For all that aporia and antiphrasis structure Boas's text, still, the doubts and negations may yet imply some positive recommendations. Nonetheless, even if this first essay on "Culture" is useful for the project of an anthropological science, Race, Language, and Culture will still present us, as its conclusion, the "miscellaneously" juxtaposed and contradictory final essays of the book.
And it does indeed seem to me that Boas's writing, taken as a whole, has a kind of abusive perversity that, as with
Nietzsche, undermines the foundations for any claims to scienticity. At the furthest horizon, I believe Boas was rather anxiously fascinated by cultural and epistemological chaos of the sort with which Richard Rorty, Jean-François Lyotard, and Stephen Tyler, among other postmodernist and poststructuralist thinkers today, are quite comfortable. If I am at all correct, he did, indeed, engage a kind of abysmal ironic vision, which I have tried to link to the figure of catachresis. And it is the figure of catachresis, as I have said, which marks postmodernist subsumptions of logic to rhetoric, science to narrative or conversation, as it marks a sense of the constant inconstancy of figure/ground, signal/noise relations.
If this is so, then, to the extent Boas may have become "unreadable" in the present moment, he might well be recuperated as a sort of precursor of postmodernism. But if I seem here to have conducted Boas to just the place Marilyn Strathern, in a recent essay, brought Boas's English contemporary, Sir James Frazer, I want to warn even more strongly than she against any attempt actually to reread these complex figures as postmodernists.[9]
For all that I have claimed to find a powerful attraction to the chaotic possibilities of freeplay and undecidability (to use more or less current terms) at some deep level of Boas's work, nonetheless, it seems to me that for the most part Boas was attracted to the study of phenomena which he probably felt to be more orderly (whatever their order) than chaotic, phenomena which, looked at particularly and carefully, at least were probably coherent in themselves. This sense of cultural things was tropologically figured in varieties of what I have called aportic irony, the central trope,
to repeat, of a sort of realist/scientist modernism: distanced and distancing, sceptical, tough-minded, sensitive to paradox, self-conscious, and so on.
Like a number of writers of the modernist period—and I think this is true in a historically specific way of writers of the modernist period and not just of writers in general—Boas's work is difficult to characterize as a whole, the whole not at all comprehensible as the strict sum of its parts.
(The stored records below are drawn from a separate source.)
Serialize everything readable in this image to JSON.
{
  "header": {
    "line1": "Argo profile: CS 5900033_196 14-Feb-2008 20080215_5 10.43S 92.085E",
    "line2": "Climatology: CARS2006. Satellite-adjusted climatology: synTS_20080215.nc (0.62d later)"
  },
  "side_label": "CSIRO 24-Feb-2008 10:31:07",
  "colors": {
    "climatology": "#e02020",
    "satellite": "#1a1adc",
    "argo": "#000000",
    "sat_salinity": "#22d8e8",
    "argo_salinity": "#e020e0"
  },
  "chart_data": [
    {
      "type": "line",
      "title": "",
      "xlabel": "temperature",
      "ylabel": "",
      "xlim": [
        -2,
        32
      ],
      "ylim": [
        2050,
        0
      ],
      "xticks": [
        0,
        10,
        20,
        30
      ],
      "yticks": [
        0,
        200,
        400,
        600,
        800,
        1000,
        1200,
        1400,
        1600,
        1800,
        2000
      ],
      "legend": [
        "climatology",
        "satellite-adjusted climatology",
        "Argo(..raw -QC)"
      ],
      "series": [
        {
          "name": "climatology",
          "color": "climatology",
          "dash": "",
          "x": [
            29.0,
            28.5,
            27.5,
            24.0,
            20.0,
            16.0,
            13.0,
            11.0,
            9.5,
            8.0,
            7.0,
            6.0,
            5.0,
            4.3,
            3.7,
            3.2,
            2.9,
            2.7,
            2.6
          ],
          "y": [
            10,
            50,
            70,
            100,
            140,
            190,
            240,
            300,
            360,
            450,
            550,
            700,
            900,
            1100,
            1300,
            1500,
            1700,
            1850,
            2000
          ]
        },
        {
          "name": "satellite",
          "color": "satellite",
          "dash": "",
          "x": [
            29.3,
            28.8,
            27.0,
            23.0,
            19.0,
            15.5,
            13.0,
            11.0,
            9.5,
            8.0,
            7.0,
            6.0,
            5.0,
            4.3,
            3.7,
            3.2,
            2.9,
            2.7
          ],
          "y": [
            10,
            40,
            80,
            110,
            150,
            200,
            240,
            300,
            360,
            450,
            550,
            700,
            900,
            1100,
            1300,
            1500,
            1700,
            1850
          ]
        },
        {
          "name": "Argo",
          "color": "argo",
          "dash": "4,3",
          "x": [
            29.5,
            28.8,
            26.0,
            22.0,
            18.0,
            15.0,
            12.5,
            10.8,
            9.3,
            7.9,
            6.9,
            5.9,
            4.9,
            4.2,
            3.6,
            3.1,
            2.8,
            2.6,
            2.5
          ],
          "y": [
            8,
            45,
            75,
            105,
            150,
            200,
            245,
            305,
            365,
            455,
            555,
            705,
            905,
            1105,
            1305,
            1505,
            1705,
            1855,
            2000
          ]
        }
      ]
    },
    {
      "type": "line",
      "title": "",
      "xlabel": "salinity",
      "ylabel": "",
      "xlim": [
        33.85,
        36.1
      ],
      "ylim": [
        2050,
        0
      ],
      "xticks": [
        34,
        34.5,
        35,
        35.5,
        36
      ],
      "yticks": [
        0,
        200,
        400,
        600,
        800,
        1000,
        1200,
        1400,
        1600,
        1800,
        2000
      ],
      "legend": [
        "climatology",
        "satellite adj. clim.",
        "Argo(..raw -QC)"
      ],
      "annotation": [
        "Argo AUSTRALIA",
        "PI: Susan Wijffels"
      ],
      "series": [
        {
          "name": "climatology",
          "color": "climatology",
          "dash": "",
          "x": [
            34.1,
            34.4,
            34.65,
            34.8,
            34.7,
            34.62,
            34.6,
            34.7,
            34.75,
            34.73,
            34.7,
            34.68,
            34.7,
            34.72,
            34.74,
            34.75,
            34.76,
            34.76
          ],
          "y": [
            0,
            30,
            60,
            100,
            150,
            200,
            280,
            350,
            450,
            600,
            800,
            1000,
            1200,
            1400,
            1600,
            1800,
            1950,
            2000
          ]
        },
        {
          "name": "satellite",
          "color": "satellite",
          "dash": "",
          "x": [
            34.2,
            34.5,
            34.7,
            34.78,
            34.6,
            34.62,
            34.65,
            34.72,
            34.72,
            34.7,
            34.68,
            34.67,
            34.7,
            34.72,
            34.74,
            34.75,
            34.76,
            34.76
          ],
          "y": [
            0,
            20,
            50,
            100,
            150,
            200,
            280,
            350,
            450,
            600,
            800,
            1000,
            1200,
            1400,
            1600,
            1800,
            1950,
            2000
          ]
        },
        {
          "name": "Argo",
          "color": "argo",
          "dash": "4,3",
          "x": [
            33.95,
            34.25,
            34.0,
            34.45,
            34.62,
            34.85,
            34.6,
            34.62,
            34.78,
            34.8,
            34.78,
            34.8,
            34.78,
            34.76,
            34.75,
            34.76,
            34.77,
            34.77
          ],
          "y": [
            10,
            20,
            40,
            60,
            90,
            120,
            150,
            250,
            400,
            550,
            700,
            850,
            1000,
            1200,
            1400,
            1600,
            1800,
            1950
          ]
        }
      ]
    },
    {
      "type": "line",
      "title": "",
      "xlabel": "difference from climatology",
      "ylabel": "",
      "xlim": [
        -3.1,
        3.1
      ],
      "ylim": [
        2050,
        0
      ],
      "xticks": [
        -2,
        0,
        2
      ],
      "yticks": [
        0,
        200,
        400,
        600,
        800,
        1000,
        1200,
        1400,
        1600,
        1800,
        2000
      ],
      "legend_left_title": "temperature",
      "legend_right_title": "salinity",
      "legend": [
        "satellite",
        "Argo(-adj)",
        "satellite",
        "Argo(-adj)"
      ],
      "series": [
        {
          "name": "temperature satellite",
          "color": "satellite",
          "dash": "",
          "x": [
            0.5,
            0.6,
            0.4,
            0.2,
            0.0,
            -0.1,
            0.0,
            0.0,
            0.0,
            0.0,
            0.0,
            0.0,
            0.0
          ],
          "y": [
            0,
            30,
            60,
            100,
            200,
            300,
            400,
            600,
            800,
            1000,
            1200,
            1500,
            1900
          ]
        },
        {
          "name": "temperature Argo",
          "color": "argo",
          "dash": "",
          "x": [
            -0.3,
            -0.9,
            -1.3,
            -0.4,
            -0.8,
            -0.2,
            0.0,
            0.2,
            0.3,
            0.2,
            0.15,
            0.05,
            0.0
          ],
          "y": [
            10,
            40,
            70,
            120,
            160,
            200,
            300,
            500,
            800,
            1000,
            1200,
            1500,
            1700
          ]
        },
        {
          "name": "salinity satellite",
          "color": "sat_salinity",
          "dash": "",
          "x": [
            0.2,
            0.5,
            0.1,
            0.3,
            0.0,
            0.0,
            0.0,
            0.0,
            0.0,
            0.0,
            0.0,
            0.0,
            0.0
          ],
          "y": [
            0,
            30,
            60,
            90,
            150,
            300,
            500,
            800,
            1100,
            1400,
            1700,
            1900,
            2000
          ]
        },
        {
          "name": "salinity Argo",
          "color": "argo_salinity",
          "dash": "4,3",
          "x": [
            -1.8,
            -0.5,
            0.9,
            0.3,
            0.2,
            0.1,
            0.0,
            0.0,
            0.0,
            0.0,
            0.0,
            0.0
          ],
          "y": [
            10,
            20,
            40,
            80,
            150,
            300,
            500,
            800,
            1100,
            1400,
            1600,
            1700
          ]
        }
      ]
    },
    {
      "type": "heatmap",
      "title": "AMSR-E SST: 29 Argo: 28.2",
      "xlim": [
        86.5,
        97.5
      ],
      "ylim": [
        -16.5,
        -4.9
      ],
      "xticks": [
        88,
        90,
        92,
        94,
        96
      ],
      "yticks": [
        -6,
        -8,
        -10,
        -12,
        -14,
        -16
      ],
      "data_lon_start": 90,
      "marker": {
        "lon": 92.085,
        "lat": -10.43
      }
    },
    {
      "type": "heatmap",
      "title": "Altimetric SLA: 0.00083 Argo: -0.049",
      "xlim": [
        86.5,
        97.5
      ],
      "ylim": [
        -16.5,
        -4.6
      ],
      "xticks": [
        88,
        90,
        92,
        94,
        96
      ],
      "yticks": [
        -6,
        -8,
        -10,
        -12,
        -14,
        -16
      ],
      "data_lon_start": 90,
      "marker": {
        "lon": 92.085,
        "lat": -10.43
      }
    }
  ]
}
In somewhat similar fashion, the Eliot of the "Preludes" or "Prufrock" is not fully consistent with the Eliot of the "Four Quartets," or, to cite an author not always considered as a modernist in manner, the D. H. Lawrence of The Rainbow may not be fully consistent with the Lawrence of Aaron's Rod, The Plumed Serpent , or the Studies in Classic American Literature . The same, as I have noted, is true of Henry James, whose Sacred Fount of 1901 cannot be understood as simply the "mature" work of the author of the Portrait of a Lady (1881).
Yet I will say that for all the powerful contradictions a careful reading of his work may discern, I think Boas today, in our moment, as indeed in his own, is much more useful for the project of a scientific anthropology (however modest and circumscribed current claims for scienticity must be) than for either Geertzian semiotic anthropologies or Tylerian postmodern anthropologies. I, at any rate, would like to see him recuperated for such a project, for all that we must allow to his work its catachrestical component.